The early genes are responsible for expressing mainly non-structural, regulatory proteins. The goal of these proteins is threefold: to alter the expression of host proteins that are necessary for DNA synthesis; to activate other virus genes (such as the virus-encoded DNA polymerase); and to avoid premature death of the infected cell by the host-immune defenses (blockage of apoptosis, blockage of interferon activity, and blockage of MHC class I translocation and expression).
Some adenoviruses under specialized conditions can transform cells using their early gene products. E1a (binds Retinoblastoma tumor suppressor protein) has been found to immortalize primary cells in vitro allowing E1b (binds p53 tumor suppressor) to assist and stably transform the cells. Nevertheless, they are reliant upon each other to successfully transform the host cell and form tumors.
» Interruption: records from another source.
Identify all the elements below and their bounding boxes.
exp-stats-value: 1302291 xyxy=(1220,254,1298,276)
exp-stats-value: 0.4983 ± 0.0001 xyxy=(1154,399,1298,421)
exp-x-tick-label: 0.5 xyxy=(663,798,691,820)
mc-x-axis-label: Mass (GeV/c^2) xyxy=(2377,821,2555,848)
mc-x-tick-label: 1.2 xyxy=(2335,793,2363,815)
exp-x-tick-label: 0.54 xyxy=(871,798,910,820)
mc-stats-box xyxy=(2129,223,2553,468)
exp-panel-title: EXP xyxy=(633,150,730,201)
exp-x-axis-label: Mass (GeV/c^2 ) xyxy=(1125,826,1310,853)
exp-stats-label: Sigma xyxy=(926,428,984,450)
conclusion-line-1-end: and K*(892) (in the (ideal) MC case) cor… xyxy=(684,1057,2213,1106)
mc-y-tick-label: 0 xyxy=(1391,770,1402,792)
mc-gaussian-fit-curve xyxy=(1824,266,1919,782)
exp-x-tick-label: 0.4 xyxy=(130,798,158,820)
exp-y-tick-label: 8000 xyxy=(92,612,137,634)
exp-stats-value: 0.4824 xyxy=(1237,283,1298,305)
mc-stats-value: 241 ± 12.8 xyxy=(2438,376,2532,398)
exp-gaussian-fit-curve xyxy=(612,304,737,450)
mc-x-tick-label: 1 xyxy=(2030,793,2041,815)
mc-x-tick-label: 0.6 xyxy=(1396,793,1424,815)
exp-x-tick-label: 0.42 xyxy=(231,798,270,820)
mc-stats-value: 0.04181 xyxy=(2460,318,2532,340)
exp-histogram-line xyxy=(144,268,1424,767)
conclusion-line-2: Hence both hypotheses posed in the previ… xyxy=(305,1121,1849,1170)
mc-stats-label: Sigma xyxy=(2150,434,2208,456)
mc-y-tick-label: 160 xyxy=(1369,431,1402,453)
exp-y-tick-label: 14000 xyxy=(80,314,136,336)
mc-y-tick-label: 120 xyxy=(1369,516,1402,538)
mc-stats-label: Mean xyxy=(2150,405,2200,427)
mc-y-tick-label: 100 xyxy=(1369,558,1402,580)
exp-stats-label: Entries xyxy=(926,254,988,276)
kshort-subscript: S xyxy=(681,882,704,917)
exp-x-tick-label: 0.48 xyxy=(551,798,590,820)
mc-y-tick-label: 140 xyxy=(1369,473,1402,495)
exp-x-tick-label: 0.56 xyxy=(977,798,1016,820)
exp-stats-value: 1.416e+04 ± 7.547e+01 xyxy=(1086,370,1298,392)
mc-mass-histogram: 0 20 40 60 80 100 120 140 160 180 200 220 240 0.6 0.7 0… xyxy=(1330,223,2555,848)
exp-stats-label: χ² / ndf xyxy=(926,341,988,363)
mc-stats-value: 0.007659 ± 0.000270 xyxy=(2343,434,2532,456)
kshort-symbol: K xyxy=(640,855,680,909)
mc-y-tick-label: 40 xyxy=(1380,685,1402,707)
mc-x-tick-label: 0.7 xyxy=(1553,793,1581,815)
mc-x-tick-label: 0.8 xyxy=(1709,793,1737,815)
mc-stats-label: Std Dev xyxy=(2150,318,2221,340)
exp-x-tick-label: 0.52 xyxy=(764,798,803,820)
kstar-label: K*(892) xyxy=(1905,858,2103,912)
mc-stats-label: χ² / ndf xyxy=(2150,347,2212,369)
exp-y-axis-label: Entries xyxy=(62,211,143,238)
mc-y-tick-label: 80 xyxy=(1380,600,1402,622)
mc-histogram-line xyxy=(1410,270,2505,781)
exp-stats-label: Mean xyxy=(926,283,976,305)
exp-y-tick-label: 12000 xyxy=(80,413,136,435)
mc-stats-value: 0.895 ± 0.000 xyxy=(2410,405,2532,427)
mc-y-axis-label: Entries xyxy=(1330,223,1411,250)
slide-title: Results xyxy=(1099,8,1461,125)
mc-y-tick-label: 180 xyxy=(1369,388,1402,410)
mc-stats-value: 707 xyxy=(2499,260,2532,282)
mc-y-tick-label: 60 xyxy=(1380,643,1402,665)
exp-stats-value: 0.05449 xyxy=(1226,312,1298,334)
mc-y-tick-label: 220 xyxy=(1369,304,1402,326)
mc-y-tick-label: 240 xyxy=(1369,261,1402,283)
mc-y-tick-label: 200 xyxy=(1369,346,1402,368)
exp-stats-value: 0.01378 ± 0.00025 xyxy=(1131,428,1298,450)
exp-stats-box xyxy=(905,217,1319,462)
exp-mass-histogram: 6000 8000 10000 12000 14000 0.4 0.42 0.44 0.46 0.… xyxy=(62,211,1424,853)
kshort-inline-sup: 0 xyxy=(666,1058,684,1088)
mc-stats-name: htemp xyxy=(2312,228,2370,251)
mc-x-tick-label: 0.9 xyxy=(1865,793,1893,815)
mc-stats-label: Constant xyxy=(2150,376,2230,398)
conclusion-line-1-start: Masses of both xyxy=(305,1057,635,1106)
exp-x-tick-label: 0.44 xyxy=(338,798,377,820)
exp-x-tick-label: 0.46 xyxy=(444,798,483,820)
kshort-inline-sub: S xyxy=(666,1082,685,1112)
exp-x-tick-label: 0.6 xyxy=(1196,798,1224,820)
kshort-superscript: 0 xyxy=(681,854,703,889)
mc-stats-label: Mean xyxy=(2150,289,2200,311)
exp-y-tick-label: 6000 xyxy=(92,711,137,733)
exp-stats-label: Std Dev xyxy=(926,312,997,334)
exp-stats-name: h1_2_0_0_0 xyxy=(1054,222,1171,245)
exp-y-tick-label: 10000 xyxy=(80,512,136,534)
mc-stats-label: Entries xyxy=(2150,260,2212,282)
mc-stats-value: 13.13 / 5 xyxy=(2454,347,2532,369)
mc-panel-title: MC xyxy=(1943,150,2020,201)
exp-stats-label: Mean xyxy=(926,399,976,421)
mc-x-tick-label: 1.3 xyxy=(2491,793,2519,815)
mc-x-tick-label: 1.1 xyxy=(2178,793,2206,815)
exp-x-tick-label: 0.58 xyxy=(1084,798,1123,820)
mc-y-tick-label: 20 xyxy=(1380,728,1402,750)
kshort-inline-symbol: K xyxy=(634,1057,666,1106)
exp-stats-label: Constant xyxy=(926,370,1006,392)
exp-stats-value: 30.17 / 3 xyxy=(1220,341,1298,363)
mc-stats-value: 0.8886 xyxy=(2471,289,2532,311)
DNA replication separates the early and late phases. Once the early genes have liberated adequate virus proteins, replication machinery and replication substrates, replication of the adenovirus genome can occur. A terminal protein that is covalently bound to the 5’ end of the adenovirus genome acts as a primer for replication. The viral DNA polymerase then uses a strand displacement mechanism, as opposed to the conventional Okazaki fragments used in mammalian DNA replication, to replicate the genome.
The late phase of the adenovirus life cycle is focused on producing sufficient quantities of structural protein to pack all the genetic material produced by DNA replication. Once the viral components have successfully been replicated the virus is assembled into its protein shells and released from the cell as a result of virally induced cell lysis.
Adenoviruses are also known to cause respiratory infections in horses, cattle, pigs, sheep, and goats. Equine adenovirus 1 can also cause fatal disease in immunocompromised Arabian foals, involving pneumonia and destruction of pancreatic and salivary gland tissue.